From an early age, Tilba Tilba dairy farmer Malcolm Dibden’s happiest days were on the family farm. Mal went on to buy the farm that had been owned by his maternal grandfather, his mother’s brother and then his father.
In his early 20s, Mal had an epiphany when he first ventured up Mother Mountain Gulaga. It was after the catastrophic 1952 bushfires that he came across a section of mountain forest that hadn’t been burnt. He spent decades visiting and observing the mountain and fighting to protect it. He was years ahead of his time.
Mal’s father was a Shell Oil depot manager, so the family moved several times. He spent every summer at the Robertson family’s 400-acre farm, Spring Hills, nestled at the foot of the mountain sacred to the Yuin people.
“I just wanted to be there in that beautiful place,” Mal says. “I loved going there every year for a few weeks.”
In 1948, when Mal left school, his retired father bought Spring Hills. Mal married a Moruya lass, Elaine, and they had eight children. He couldn’t think of anywhere better than Spring Hills for his children to grow up.
The milk from the farm went to the cheese factory run by the Tilba Tilba Cooperative that formed around 1921. Much of the land was very steep and rocky so the small dairies weren’t prosperous. Nevertheless, it was “a particularly close-knit community because you delivered the milk to the factory every day”, Mal says. “So, you met every farmer practically every day, seven days a week.”

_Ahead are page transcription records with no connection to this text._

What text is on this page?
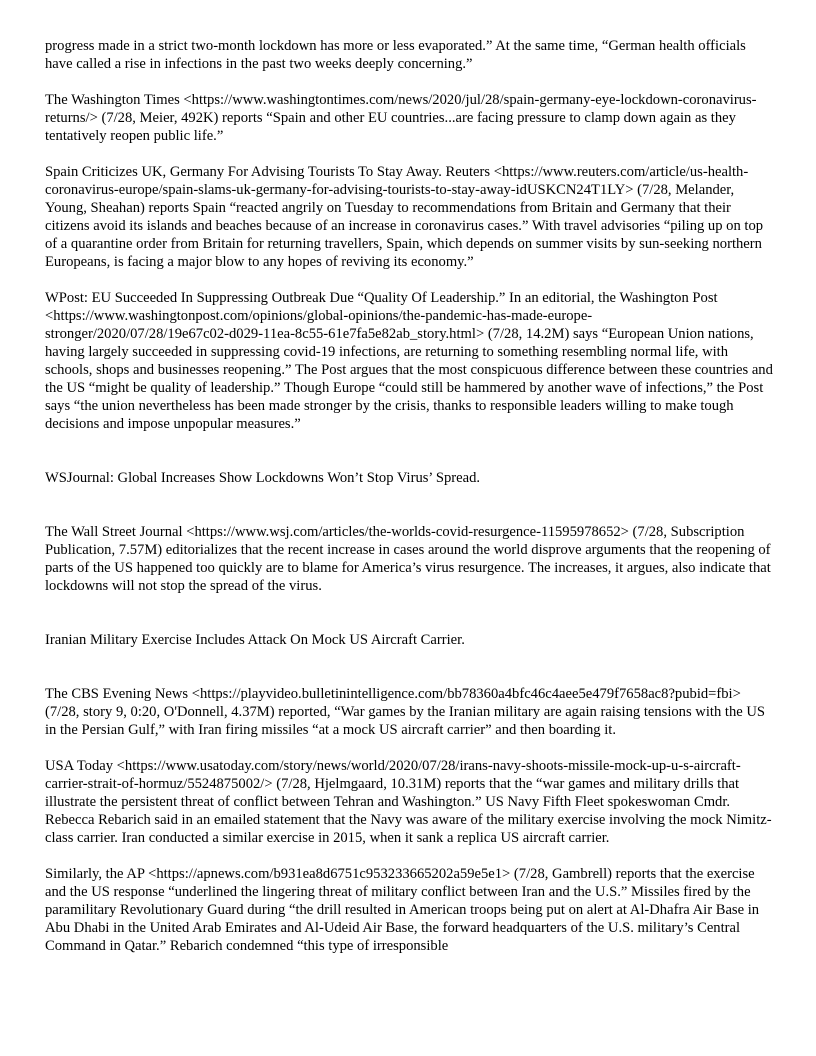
progress made in a strict two-month lockdown has more or less evaporated.” At the same time, “German health officials have called a rise in infections in the past two weeks deeply concerning.”

The Washington Times <https://www.washingtontimes.com/news/2020/jul/28/spain-germany-eye-lockdown-coronavirus-returns/> (7/28, Meier, 492K) reports “Spain and other EU countries...are facing pressure to clamp down again as they tentatively reopen public life.”

Spain Criticizes UK, Germany For Advising Tourists To Stay Away. Reuters <https://www.reuters.com/article/us-health-coronavirus-europe/spain-slams-uk-germany-for-advising-tourists-to-stay-away-idUSKCN24T1LY> (7/28, Melander, Young, Sheahan) reports Spain “reacted angrily on Tuesday to recommendations from Britain and Germany that their citizens avoid its islands and beaches because of an increase in coronavirus cases.” With travel advisories “piling up on top of a quarantine order from Britain for returning travellers, Spain, which depends on summer visits by sun-seeking northern Europeans, is facing a major blow to any hopes of reviving its economy.”

WPost: EU Succeeded In Suppressing Outbreak Due “Quality Of Leadership.” In an editorial, the Washington Post <https://www.washingtonpost.com/opinions/global-opinions/the-pandemic-has-made-europe-stronger/2020/07/28/19e67c02-d029-11ea-8c55-61e7fa5e82ab_story.html> (7/28, 14.2M) says “European Union nations, having largely succeeded in suppressing covid-19 infections, are returning to something resembling normal life, with schools, shops and businesses reopening.” The Post argues that the most conspicuous difference between these countries and the US “might be quality of leadership.” Though Europe “could still be hammered by another wave of infections,” the Post says “the union nevertheless has been made stronger by the crisis, thanks to responsible leaders willing to make tough decisions and impose unpopular measures.”

WSJournal: Global Increases Show Lockdowns Won’t Stop Virus’ Spread.

The Wall Street Journal <https://www.wsj.com/articles/the-worlds-covid-resurgence-11595978652> (7/28, Subscription Publication, 7.57M) editorializes that the recent increase in cases around the world disprove arguments that the reopening of parts of the US happened too quickly are to blame for America’s virus resurgence. The increases, it argues, also indicate that lockdowns will not stop the spread of the virus.

Iranian Military Exercise Includes Attack On Mock US Aircraft Carrier.

The CBS Evening News <https://playvideo.bulletinintelligence.com/bb78360a4bfc46c4aee5e479f7658ac8?pubid=fbi> (7/28, story 9, 0:20, O'Donnell, 4.37M) reported, “War games by the Iranian military are again raising tensions with the US in the Persian Gulf,” with Iran firing missiles “at a mock US aircraft carrier” and then boarding it.

USA Today <https://www.usatoday.com/story/news/world/2020/07/28/irans-navy-shoots-missile-mock-up-u-s-aircraft-carrier-strait-of-hormuz/5524875002/> (7/28, Hjelmgaard, 10.31M) reports that the “war games and military drills that illustrate the persistent threat of conflict between Tehran and Washington.” US Navy Fifth Fleet spokeswoman Cmdr. Rebecca Rebarich said in an emailed statement that the Navy was aware of the military exercise involving the mock Nimitz-class carrier. Iran conducted a similar exercise in 2015, when it sank a replica US aircraft carrier.

Similarly, the AP <https://apnews.com/b931ea8d6751c953233665202a59e5e1> (7/28, Gambrell) reports that the exercise and the US response “underlined the lingering threat of military conflict between Iran and the U.S.” Missiles fired by the paramilitary Revolutionary Guard during “the drill resulted in American troops being put on alert at Al-Dhafra Air Base in Abu Dhabi in the United Arab Emirates and Al-Udeid Air Base, the forward headquarters of the U.S. military’s Central Command in Qatar.” Rebarich condemned “this type of irresponsible
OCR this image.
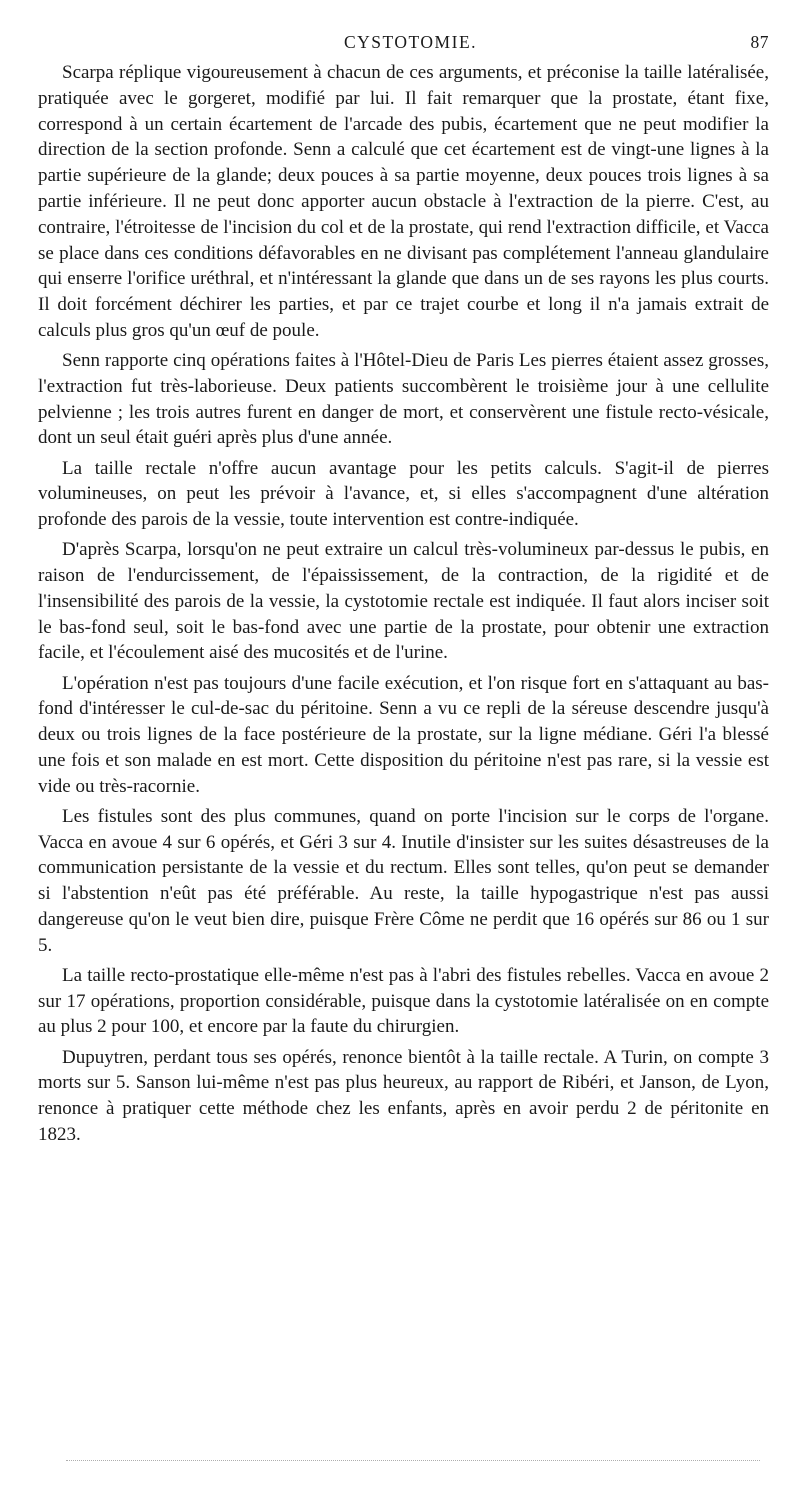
CYSTOTOMIE.	87

Scarpa réplique vigoureusement à chacun de ces arguments, et préconise la taille latéralisée, pratiquée avec le gorgeret, modifié par lui. Il fait remarquer que la prostate, étant fixe, correspond à un certain écartement de l'arcade des pubis, écartement que ne peut modifier la direction de la section profonde. Senn a calculé que cet écartement est de vingt-une lignes à la partie supérieure de la glande; deux pouces à sa partie moyenne, deux pouces trois lignes à sa partie inférieure. Il ne peut donc apporter aucun obstacle à l'extraction de la pierre. C'est, au contraire, l'étroitesse de l'incision du col et de la prostate, qui rend l'extraction difficile, et Vacca se place dans ces conditions défavorables en ne divisant pas complétement l'anneau glandulaire qui enserre l'orifice uréthral, et n'intéressant la glande que dans un de ses rayons les plus courts. Il doit forcément déchirer les parties, et par ce trajet courbe et long il n'a jamais extrait de calculs plus gros qu'un œuf de poule.

Senn rapporte cinq opérations faites à l'Hôtel-Dieu de Paris Les pierres étaient assez grosses, l'extraction fut très-laborieuse. Deux patients succombèrent le troisième jour à une cellulite pelvienne ; les trois autres furent en danger de mort, et conservèrent une fistule recto-vésicale, dont un seul était guéri après plus d'une année.

La taille rectale n'offre aucun avantage pour les petits calculs. S'agit-il de pierres volumineuses, on peut les prévoir à l'avance, et, si elles s'accompagnent d'une altération profonde des parois de la vessie, toute intervention est contre-indiquée.

D'après Scarpa, lorsqu'on ne peut extraire un calcul très-volumineux par-dessus le pubis, en raison de l'endurcissement, de l'épaississement, de la contraction, de la rigidité et de l'insensibilité des parois de la vessie, la cystotomie rectale est indiquée. Il faut alors inciser soit le bas-fond seul, soit le bas-fond avec une partie de la prostate, pour obtenir une extraction facile, et l'écoulement aisé des mucosités et de l'urine.

L'opération n'est pas toujours d'une facile exécution, et l'on risque fort en s'attaquant au bas-fond d'intéresser le cul-de-sac du péritoine. Senn a vu ce repli de la séreuse descendre jusqu'à deux ou trois lignes de la face postérieure de la prostate, sur la ligne médiane. Géri l'a blessé une fois et son malade en est mort. Cette disposition du péritoine n'est pas rare, si la vessie est vide ou très-racornie.

Les fistules sont des plus communes, quand on porte l'incision sur le corps de l'organe. Vacca en avoue 4 sur 6 opérés, et Géri 3 sur 4. Inutile d'insister sur les suites désastreuses de la communication persistante de la vessie et du rectum. Elles sont telles, qu'on peut se demander si l'abstention n'eût pas été préférable. Au reste, la taille hypogastrique n'est pas aussi dangereuse qu'on le veut bien dire, puisque Frère Côme ne perdit que 16 opérés sur 86 ou 1 sur 5.

La taille recto-prostatique elle-même n'est pas à l'abri des fistules rebelles. Vacca en avoue 2 sur 17 opérations, proportion considérable, puisque dans la cystotomie latéralisée on en compte au plus 2 pour 100, et encore par la faute du chirurgien.

Dupuytren, perdant tous ses opérés, renonce bientôt à la taille rectale. A Turin, on compte 3 morts sur 5. Sanson lui-même n'est pas plus heureux, au rapport de Ribéri, et Janson, de Lyon, renonce à pratiquer cette méthode chez les enfants, après en avoir perdu 2 de péritonite en 1823.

He learnt there were three major types of rainforest on Gulaga, several types of eucalyptus forests and a large and diverse range of plant communities. Some were different from anything else on the South Coast and not seen at that latitude anywhere else.
In the 1960s, Mal started advocating for greater protection for Gulaga. In 1966, the eastern side and the summit became the Mount Dromedary Flora Reserve. It was included in the Register of the National Trust and listed by the Australian Heritage Commission. The NSW government nominated the reserve for inclusion in the World Heritage List in 1986.
In 1989, the Forestry Commission of NSW (Forestry) began removing trees from Gulaga’s western side, which had been incorporated into the Bodalla State Forest in 1966. Indigenous and non-Indigenous locals were opposed to the logging. Indigenous women approached academic Deborah Bird Rose to put their case to Forestry.
Almost everybody in the area she spoke to told her to consult Mal, although he had tried to keep a low profile. Forestry accepted her two proposals, which were not to log the area but to work with the Indigenous community to jointly determine a boundary where logging was prohibited.
By that time, the farming community had changed. In 1972, the Tilba Tilba cheese factory closed, and its suppliers joined the Bega Cooperative. A tanker came daily to collect the milk, so farmers no longer met each other every day in town.
In 1965, 38 dairy farms in the Tilba district produced 21,000 litres of milk daily. In 1975, there were only 16 dairy farms. By 1995, when Mal was around 65, there were just seven producing 9,000 litres every day.
On the advice of agricultural scientists, he had moved from dairy to farming cattle for beef. Four years of drought left many cattle dead. His pastures became dust.
By 1990, he had 1300 acres, but only 300 were cleared. On most sides, he was bordered by national parks, state forests, wildlife preserves and Wallaga Lake.
Much as he had loved the cleared land as a lad, by 1990, he thought it was a shame that the land had ever been cleared. It yielded very little financial value and only supported the farmers for a period of 30 to 50 years.
Only three dairy farms remained when Mal was named Eurobodalla Citizen of the Year in 2015. His citation said he served on the Wallaga Lake Management Committee and the Forestry Commission of NSW for more than 20 years. He was on the Gulaga National Park Board of Management when the mountain was handed back to its traditional owners in 2006. He had actively promoted the protection of Gulaga for more than 50 years.
As a member of the Tilba Progress Association in the 1960s and 1970s he lobbied for Tilba to be registered by the National Trust for its historical architecture and landscape value.
Mal is now 94. He still talks about the days when every farm in the district was a dairy farm. His love for the precious landscape of the Tilba district endures today.